Some party leaders caution that it’s incorrect to assume that Mr Gandhi, 43, will be declared their presumptive prime minister. They say the party is weighing three options carefully for Mr Gandhi, who is Vice President – conferring him as its prime ministerial candidate, promoting him to Working President, or declaring that he will lead the campaign for the national election that must be held by May.
On Tuesday, in his strongest hint yet that he may be willing to accept the prime ministerial nomination, Mr Gandhi, who is typically evasive about his future role, said in a rare interview, “I am a soldier of Congress. Whatever order is given to me I will follow it.” But he also stressed that the Congress does not traditionally announce prime ministerial candidates during a campaign.
Friday’s conclave will bring together thousands of party workers who will be addressed by the Prime Minister, Mr Gandhi, and his mother Sonia who is Congress president.
Prime Minister Manmohan Singh this month ruled out serving another term even if the Congress defies expectations to win the election. Dr Singh endorsed Mr Gandhi for the country’s top job, praising his “outstanding credentials”.

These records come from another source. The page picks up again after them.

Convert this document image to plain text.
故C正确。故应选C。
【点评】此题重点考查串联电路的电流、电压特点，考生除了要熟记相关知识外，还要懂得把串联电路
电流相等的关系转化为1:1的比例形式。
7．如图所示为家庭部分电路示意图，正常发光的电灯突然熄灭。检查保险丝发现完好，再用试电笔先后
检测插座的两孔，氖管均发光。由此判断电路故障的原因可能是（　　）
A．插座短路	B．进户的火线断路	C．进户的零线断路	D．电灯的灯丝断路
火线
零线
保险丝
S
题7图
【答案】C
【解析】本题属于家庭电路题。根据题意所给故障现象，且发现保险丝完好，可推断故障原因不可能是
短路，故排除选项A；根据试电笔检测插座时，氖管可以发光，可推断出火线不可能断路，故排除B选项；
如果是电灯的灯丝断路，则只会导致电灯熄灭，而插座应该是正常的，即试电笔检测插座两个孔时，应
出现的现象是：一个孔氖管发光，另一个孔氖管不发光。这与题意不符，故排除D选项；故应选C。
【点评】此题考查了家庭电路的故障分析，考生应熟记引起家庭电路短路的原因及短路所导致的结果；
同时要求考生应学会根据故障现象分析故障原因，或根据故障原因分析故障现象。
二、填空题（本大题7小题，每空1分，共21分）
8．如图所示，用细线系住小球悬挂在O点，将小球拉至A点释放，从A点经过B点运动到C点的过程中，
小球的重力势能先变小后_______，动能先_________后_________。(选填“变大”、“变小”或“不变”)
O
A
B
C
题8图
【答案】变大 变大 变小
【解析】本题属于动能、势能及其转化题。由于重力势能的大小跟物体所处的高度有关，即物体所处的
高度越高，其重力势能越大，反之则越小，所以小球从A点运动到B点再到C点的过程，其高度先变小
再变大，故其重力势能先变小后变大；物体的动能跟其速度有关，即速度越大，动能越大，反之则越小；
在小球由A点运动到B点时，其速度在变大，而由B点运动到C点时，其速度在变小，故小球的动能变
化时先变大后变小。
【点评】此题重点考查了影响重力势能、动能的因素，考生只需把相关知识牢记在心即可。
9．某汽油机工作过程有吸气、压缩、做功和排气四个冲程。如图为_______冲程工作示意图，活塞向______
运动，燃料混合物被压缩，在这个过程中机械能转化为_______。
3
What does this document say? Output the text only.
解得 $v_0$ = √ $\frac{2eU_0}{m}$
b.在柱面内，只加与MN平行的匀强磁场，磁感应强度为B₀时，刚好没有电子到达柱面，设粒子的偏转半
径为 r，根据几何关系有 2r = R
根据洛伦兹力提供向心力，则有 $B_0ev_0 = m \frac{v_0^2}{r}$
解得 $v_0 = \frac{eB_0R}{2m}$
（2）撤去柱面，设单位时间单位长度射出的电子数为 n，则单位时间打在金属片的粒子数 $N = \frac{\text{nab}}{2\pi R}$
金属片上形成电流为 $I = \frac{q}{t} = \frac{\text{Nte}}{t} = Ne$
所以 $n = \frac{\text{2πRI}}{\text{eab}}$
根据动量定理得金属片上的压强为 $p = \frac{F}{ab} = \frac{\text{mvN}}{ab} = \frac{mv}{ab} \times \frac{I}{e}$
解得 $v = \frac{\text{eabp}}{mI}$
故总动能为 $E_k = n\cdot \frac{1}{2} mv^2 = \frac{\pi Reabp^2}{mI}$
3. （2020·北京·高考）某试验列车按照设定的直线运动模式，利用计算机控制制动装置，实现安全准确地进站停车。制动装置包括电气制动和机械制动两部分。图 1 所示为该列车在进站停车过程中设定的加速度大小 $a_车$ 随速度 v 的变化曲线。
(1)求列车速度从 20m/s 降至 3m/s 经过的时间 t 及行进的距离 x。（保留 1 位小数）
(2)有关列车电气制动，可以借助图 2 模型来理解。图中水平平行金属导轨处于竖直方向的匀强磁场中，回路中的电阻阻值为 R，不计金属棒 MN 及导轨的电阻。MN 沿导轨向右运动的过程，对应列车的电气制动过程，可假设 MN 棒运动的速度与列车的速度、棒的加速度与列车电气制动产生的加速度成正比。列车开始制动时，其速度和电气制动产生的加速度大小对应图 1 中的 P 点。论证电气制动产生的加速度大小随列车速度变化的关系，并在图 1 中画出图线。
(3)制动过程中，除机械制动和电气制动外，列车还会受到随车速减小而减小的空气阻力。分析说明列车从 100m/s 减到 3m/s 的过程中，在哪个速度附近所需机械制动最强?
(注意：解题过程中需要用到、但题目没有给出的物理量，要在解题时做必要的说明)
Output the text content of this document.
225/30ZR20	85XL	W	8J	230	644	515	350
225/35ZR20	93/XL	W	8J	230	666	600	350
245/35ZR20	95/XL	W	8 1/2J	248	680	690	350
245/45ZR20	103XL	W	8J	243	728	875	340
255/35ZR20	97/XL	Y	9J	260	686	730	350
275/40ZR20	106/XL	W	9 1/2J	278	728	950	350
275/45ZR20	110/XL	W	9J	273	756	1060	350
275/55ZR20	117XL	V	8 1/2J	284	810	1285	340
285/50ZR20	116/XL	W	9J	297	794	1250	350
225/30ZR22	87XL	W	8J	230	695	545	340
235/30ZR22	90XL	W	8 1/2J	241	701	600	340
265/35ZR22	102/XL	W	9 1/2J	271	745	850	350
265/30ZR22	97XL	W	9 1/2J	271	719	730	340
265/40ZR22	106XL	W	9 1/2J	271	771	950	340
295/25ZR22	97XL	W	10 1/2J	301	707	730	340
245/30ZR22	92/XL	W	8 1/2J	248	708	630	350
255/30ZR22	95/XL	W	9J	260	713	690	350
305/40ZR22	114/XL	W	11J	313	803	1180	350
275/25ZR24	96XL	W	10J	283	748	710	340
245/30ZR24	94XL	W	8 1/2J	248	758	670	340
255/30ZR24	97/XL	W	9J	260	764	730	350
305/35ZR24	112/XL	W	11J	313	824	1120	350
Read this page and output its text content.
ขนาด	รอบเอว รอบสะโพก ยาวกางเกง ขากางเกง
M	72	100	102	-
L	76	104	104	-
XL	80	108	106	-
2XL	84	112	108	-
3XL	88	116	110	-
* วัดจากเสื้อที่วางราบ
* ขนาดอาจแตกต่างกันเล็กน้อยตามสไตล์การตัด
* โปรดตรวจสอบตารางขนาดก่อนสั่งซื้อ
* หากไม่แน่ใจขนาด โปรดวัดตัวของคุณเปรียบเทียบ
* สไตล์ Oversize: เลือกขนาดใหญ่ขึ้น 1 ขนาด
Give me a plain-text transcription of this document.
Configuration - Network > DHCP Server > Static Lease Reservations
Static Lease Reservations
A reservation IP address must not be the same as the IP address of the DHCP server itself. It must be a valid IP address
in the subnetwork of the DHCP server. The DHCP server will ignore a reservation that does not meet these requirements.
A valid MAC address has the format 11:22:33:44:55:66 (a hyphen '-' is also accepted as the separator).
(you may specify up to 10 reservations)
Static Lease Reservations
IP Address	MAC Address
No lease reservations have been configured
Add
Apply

Many party workers, including senior ministers, are pushing for Mr Gandhi’s name to be announced as prime ministerial candidate. A section of the party, however, thinks that would expose him to a confrontational campaign in which the advantage will lie with the BJP’s Narendra Modi, whose style is more combative and dynamic.
Mr Gandhi led the Congress campaign in the recent elections for five states, including Delhi, but the party’s showing was dismal. The BJP’s popularity surged in states where it’s already in power, and after 15 years of governing Delhi, the Congress was cornered to third spot there largely by Arvind Kejriwal’s political start-up, the Aam Aadmi Party.